How long have you been a member of the Center for Women? I was a member when I had Invitation Station, but I was chained to the store so could never really participate.  I just recently joined the C4W as an individual.

What inspired you to become a member? You guys!  Impressive organization.

What kind of impact has the Center for Women had on you? So far great networking!  Hoping to be more involved.

How has living day-to-day as a woman affected you? Not really sure how to answer this, other than I love being a woman and wouldn’t have it any other way. Of course I believe that we are the dominant sex and one day take over the universe!!

What kind of message would you like to send out to women who are trying to succeed in today’s economy? Even in tough times with little or no money (God knows I’ve been there), there is still hope and you can do whatever you set your mind to. There are so many ways you can cut back, and scale back to save and still do what you want to do-that is, what your heart says you should be doing. There’s never a perfect time to make those life changes like starting your own business, you just have to DO IT!  But be flexible and adapt! But NEVER GIVE UP!  Don’t take NO for an answer.  Think outside the box!  Refuse to be a YES woman.  Sometimes the best action is no action. People do what they want to do, so what are you waiting for!

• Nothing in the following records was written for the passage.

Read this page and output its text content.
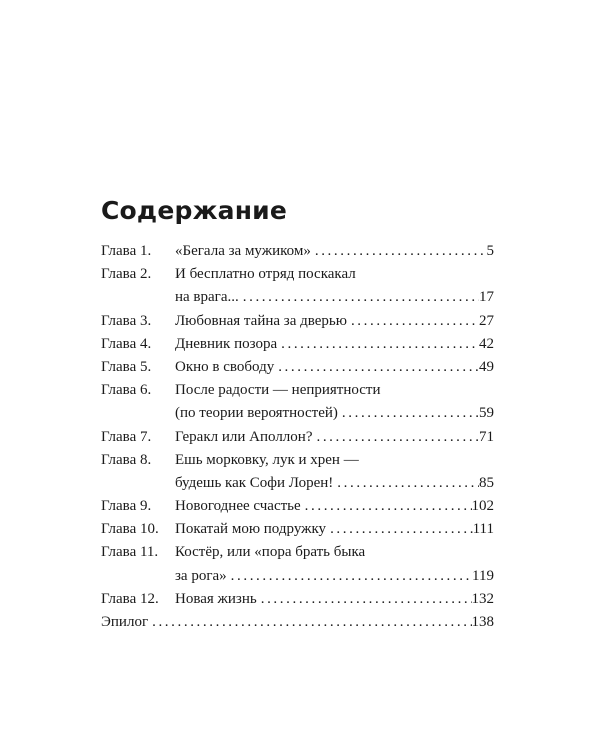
Содержание
Глава 1.	«Бегала за мужиком» .....	5
Глава 2.	И бесплатно отряд поскакал
на врага... .....	17
Глава 3.	Любовная тайна за дверью .....	27
Глава 4.	Дневник позора .....	42
Глава 5.	Окно в свободу .....	49
Глава 6.	После радости — неприятности
(по теории вероятностей) .....	59
Глава 7.	Геракл или Аполлон? .....	71
Глава 8.	Ешь морковку, лук и хрен —
будешь как Софи Лорен! .....	85
Глава 9.	Новогоднее счастье .....	102
Глава 10.	Покатай мою подружку .....	111
Глава 11.	Костёр, или «пора брать быка
за рога» .....	119
Глава 12.	Новая жизнь .....	132
Эпилог .....	138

C4W Member Profile: Stacey Elicker

February 11, 2011

What is your profession? Owner & Strategic Planning at Little Highrise.

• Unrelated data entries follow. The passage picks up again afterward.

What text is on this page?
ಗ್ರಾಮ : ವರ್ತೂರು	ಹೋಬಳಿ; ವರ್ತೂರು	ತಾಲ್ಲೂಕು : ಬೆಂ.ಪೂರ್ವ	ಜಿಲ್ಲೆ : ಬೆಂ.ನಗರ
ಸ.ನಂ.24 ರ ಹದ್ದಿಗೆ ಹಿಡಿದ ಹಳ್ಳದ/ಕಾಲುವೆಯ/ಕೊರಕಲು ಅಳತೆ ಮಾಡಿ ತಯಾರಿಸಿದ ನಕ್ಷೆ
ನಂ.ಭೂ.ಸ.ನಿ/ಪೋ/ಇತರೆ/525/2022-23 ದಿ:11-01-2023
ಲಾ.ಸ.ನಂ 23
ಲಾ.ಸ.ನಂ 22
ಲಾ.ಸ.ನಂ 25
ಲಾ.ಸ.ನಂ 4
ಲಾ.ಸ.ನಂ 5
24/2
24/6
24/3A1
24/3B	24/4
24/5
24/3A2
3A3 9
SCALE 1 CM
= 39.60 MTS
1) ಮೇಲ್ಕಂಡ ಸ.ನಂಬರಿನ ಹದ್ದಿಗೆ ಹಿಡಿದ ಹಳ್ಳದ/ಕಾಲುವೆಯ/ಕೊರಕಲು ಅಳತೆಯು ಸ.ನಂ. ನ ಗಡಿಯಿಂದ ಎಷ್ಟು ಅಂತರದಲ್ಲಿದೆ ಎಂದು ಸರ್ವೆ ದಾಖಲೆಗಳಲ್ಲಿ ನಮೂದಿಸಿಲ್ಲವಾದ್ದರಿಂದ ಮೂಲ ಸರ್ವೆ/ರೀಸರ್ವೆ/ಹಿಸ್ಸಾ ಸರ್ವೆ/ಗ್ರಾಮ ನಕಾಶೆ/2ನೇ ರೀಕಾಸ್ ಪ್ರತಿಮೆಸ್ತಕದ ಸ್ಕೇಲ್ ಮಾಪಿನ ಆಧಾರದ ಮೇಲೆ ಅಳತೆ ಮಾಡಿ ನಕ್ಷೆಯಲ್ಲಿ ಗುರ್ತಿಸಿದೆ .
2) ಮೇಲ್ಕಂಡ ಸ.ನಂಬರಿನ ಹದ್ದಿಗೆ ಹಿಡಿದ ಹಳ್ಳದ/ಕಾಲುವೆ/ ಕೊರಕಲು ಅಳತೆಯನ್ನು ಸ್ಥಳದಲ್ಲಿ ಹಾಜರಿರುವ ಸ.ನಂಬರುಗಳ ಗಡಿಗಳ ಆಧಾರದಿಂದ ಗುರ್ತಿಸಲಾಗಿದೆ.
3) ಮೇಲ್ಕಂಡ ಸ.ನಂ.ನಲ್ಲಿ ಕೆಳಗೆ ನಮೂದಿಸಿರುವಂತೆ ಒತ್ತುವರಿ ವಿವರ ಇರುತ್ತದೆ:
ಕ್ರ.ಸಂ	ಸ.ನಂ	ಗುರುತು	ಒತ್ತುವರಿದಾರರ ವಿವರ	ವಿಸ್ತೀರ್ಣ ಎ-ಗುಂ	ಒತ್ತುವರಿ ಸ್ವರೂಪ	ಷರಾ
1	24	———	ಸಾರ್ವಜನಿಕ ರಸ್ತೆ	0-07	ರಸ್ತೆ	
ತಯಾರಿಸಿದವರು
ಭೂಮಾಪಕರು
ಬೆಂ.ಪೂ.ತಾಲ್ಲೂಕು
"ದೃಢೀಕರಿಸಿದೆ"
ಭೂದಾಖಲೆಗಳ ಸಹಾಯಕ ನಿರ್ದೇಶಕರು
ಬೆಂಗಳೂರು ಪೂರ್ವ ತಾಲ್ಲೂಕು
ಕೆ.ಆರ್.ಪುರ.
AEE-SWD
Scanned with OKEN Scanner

What do you enjoy doing outside of your career? Spending time with my family and cooking.

How long have you been a member of the Center for Women? One year.

What inspired you to become a member? I became a member to meet other entrepreneurs and learn from other women. Navigating the business world as a woman business owner is much different than many people might think.

What kind of impact has the Center for Women had on you? It has given me a rich appreciation of the power of women helping women. It can sometimes be tough for women to trust others, but the Center for Women has proven that if we put ours minds to it, we can accomplish anything – together!

How has living day-to-day as a woman affected you? The demands of work-life balance have always been a struggle. I can attest to the fact that it is indeed possible to be successful at both at the same time.

What kind of message would you like to send out to women who are trying to succeed in today’s economy? Many people think that women in the workplace are at a disadvantage. If you research your market and refine your approach, women have a huge advantage in every marketplace. Analyze your strengths as a woman and use those as one of your unique selling points.